I was really into plants and animals and mushrooms (in a non-druggy way) when I was a kid; and I would collect fungi and burrs and seedpods and flowers and leaves, but there was a whole bit there during adolescence where I wasn’t really interested. I was just into Dead Kennedys and drinking and angst and resistance and posters of Trent Reznor.
Also, I distinctly remember being a teenager who was really preoccupied with trying to make things happen a certain way. Eventually, in my early 20s, I read that DFW line about trying to engineer your fate, and now I kind of drift along and just try to make good decisions and work hard without trying to force anything. But I was also, at 19, right into drinking and smoking and putting on all those artistic-literary affectations. I later realised that drinking and smoking actually made me a worse artist, so I scaled that rightback too.

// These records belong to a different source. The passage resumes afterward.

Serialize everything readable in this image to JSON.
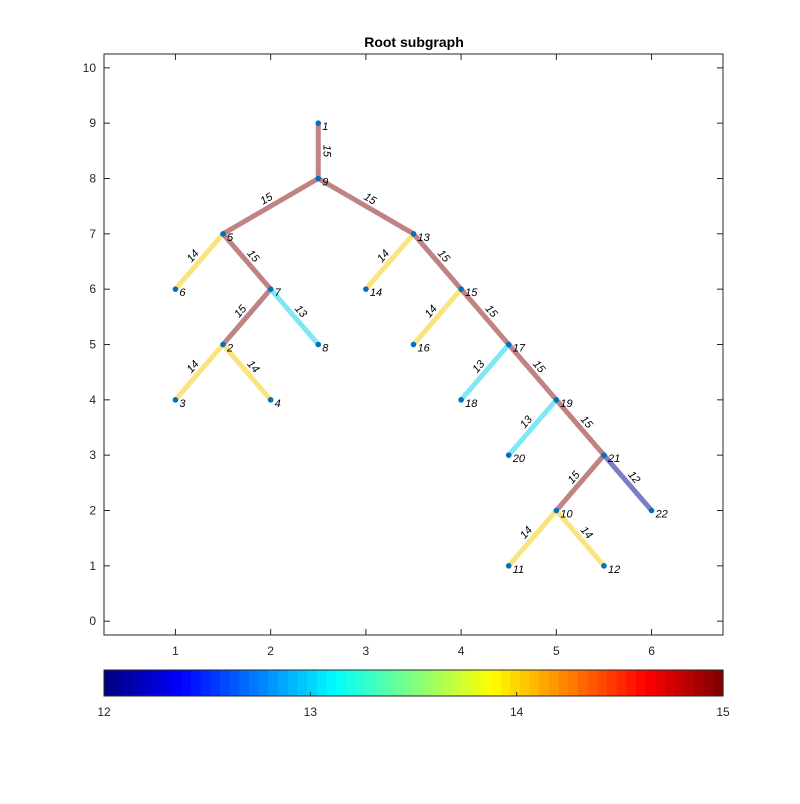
{
  "chart_data": {
    "type": "graph",
    "title": "Root subgraph",
    "xlim": [
      0.25,
      6.75
    ],
    "ylim": [
      -0.25,
      10.25
    ],
    "xticks": [
      1,
      2,
      3,
      4,
      5,
      6
    ],
    "yticks": [
      0,
      1,
      2,
      3,
      4,
      5,
      6,
      7,
      8,
      9,
      10
    ],
    "grid": false,
    "nodes": [
      {
        "id": "1",
        "x": 2.5,
        "y": 9
      },
      {
        "id": "9",
        "x": 2.5,
        "y": 8
      },
      {
        "id": "5",
        "x": 1.5,
        "y": 7
      },
      {
        "id": "13",
        "x": 3.5,
        "y": 7
      },
      {
        "id": "6",
        "x": 1.0,
        "y": 6
      },
      {
        "id": "7",
        "x": 2.0,
        "y": 6
      },
      {
        "id": "14",
        "x": 3.0,
        "y": 6
      },
      {
        "id": "15",
        "x": 4.0,
        "y": 6
      },
      {
        "id": "2",
        "x": 1.5,
        "y": 5
      },
      {
        "id": "8",
        "x": 2.5,
        "y": 5
      },
      {
        "id": "16",
        "x": 3.5,
        "y": 5
      },
      {
        "id": "17",
        "x": 4.5,
        "y": 5
      },
      {
        "id": "3",
        "x": 1.0,
        "y": 4
      },
      {
        "id": "4",
        "x": 2.0,
        "y": 4
      },
      {
        "id": "18",
        "x": 4.0,
        "y": 4
      },
      {
        "id": "19",
        "x": 5.0,
        "y": 4
      },
      {
        "id": "20",
        "x": 4.5,
        "y": 3
      },
      {
        "id": "21",
        "x": 5.5,
        "y": 3
      },
      {
        "id": "10",
        "x": 5.0,
        "y": 2
      },
      {
        "id": "22",
        "x": 6.0,
        "y": 2
      },
      {
        "id": "11",
        "x": 4.5,
        "y": 1
      },
      {
        "id": "12",
        "x": 5.5,
        "y": 1
      }
    ],
    "edges": [
      {
        "from": "1",
        "to": "9",
        "weight": 15
      },
      {
        "from": "9",
        "to": "5",
        "weight": 15
      },
      {
        "from": "9",
        "to": "13",
        "weight": 15
      },
      {
        "from": "5",
        "to": "6",
        "weight": 14
      },
      {
        "from": "5",
        "to": "7",
        "weight": 15
      },
      {
        "from": "7",
        "to": "2",
        "weight": 15
      },
      {
        "from": "7",
        "to": "8",
        "weight": 13
      },
      {
        "from": "2",
        "to": "3",
        "weight": 14
      },
      {
        "from": "2",
        "to": "4",
        "weight": 14
      },
      {
        "from": "13",
        "to": "14",
        "weight": 14
      },
      {
        "from": "13",
        "to": "15",
        "weight": 15
      },
      {
        "from": "15",
        "to": "16",
        "weight": 14
      },
      {
        "from": "15",
        "to": "17",
        "weight": 15
      },
      {
        "from": "17",
        "to": "18",
        "weight": 13
      },
      {
        "from": "17",
        "to": "19",
        "weight": 15
      },
      {
        "from": "19",
        "to": "20",
        "weight": 13
      },
      {
        "from": "19",
        "to": "21",
        "weight": 15
      },
      {
        "from": "21",
        "to": "10",
        "weight": 15
      },
      {
        "from": "21",
        "to": "22",
        "weight": 12
      },
      {
        "from": "10",
        "to": "11",
        "weight": 14
      },
      {
        "from": "10",
        "to": "12",
        "weight": 14
      }
    ],
    "edge_colors": {
      "12": "#7a7fc4",
      "13": "#7fe8f4",
      "14": "#fbe37e",
      "15": "#c08282"
    },
    "node_color": "#0072bd",
    "colorbar": {
      "location": "bottom",
      "colormap": "jet",
      "ticks": [
        12,
        13,
        14,
        15
      ],
      "limits": [
        12,
        15
      ]
    }
  }
}
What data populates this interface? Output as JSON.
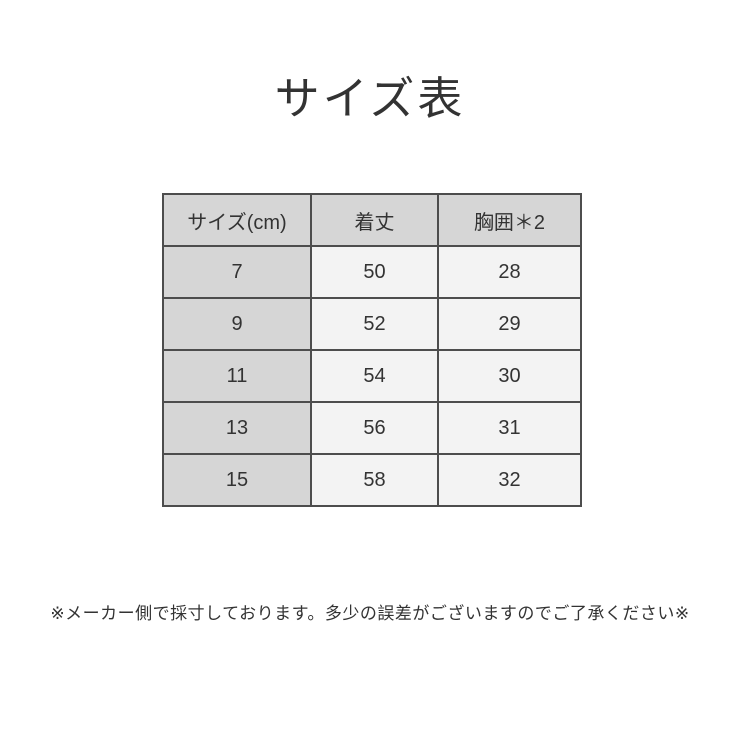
{
  "page": {
    "title": "サイズ表",
    "footnote": "※メーカー側で採寸しております。多少の誤差がございますのでご了承ください※"
  },
  "size_table": {
    "columns": [
      "サイズ(cm)",
      "着丈",
      "胸囲＊2"
    ],
    "rows": [
      [
        "7",
        "50",
        "28"
      ],
      [
        "9",
        "52",
        "29"
      ],
      [
        "11",
        "54",
        "30"
      ],
      [
        "13",
        "56",
        "31"
      ],
      [
        "15",
        "58",
        "32"
      ]
    ]
  },
  "colors": {
    "page_bg": "#ffffff",
    "header_cell_bg": "#d6d6d6",
    "data_cell_bg": "#f3f3f3",
    "table_border": "#4d4d4d",
    "text": "#333333"
  }
}
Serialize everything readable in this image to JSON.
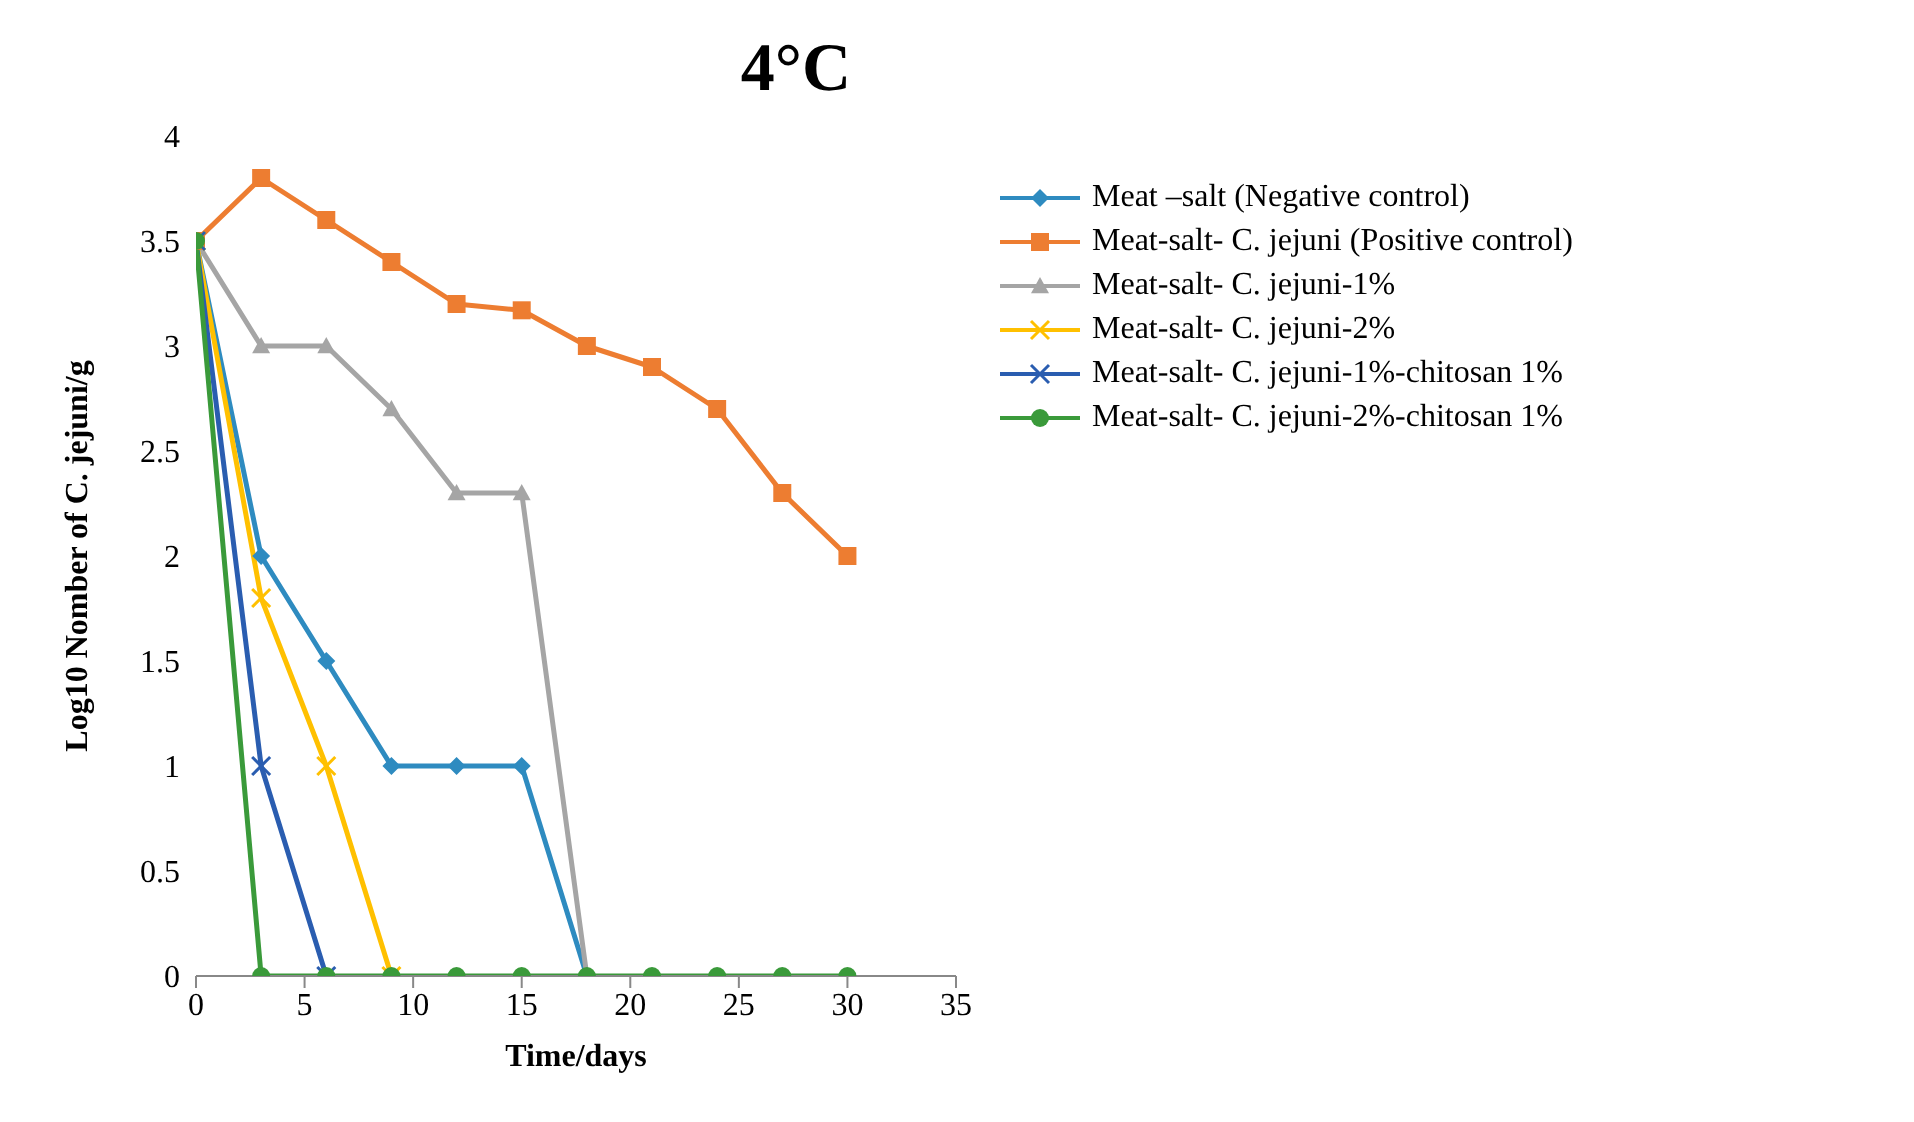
{
  "chart_data": {
    "type": "line",
    "title": "4°C",
    "xlabel": "Time/days",
    "ylabel": "Log10 Nomber of C. jejuni/g",
    "x": [
      0,
      3,
      6,
      9,
      12,
      15,
      18,
      21,
      24,
      27,
      30
    ],
    "xlim": [
      0,
      35
    ],
    "xticks": [
      0,
      5,
      10,
      15,
      20,
      25,
      30,
      35
    ],
    "ylim": [
      0,
      4
    ],
    "yticks": [
      0,
      0.5,
      1,
      1.5,
      2,
      2.5,
      3,
      3.5,
      4
    ],
    "grid": false,
    "legend": "right",
    "series": [
      {
        "name": "Meat –salt (Negative control)",
        "color": "#2e8bc0",
        "marker": "diamond",
        "values": [
          3.5,
          2,
          1.5,
          1,
          1,
          1,
          0,
          null,
          null,
          null,
          null
        ]
      },
      {
        "name": "Meat-salt- C. jejuni (Positive control)",
        "color": "#ed7d31",
        "marker": "square",
        "values": [
          3.5,
          3.8,
          3.6,
          3.4,
          3.2,
          3.17,
          3.0,
          2.9,
          2.7,
          2.3,
          2.0
        ]
      },
      {
        "name": "Meat-salt- C. jejuni-1%",
        "color": "#a5a5a5",
        "marker": "triangle",
        "values": [
          3.5,
          3.0,
          3.0,
          2.7,
          2.3,
          2.3,
          0,
          null,
          null,
          null,
          null
        ]
      },
      {
        "name": "Meat-salt- C. jejuni-2%",
        "color": "#ffc000",
        "marker": "cross",
        "values": [
          3.5,
          1.8,
          1.0,
          0,
          null,
          null,
          null,
          null,
          null,
          null,
          null
        ]
      },
      {
        "name": "Meat-salt- C. jejuni-1%-chitosan 1%",
        "color": "#2a5db0",
        "marker": "cross",
        "values": [
          3.5,
          1.0,
          0,
          null,
          null,
          null,
          null,
          null,
          null,
          null,
          null
        ]
      },
      {
        "name": "Meat-salt- C. jejuni-2%-chitosan  1%",
        "color": "#3a9a3a",
        "marker": "circle",
        "values": [
          3.5,
          0,
          0,
          0,
          0,
          0,
          0,
          0,
          0,
          0,
          0
        ]
      }
    ]
  }
}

Maybe getting rid of those compulsions and preoccupations freed up some time for me to start looking at and appreciating the natural world again.
Anyway, I’m thinking about this because I sometimes see qualities of my parents surfacing in me – which is in no way a bad thing – and I am just so looking forward to heading home to the farm at the end of this week. I’m looking forward to walking through the garden with my mum while she tells me about her different plants, whether they’re happy and what lives in them; and to seeing my dad walk into the big wooden kitchen at midday, with some delicate, beautiful insect or bird cupped in his broad oil-stained palms. I’m even looking forward to hearing those goddamn cicadas for a second.
Over the past few years, I think I’ve softened my resistance against life’s inertia, which is making things a little easier. There’s a difference between working hard and struggling against reality, although both are hard fights. But anyway, being psyched on a colour-changing cactus comes with way less complications and contingencies than some of the things I fretted over when I was younger.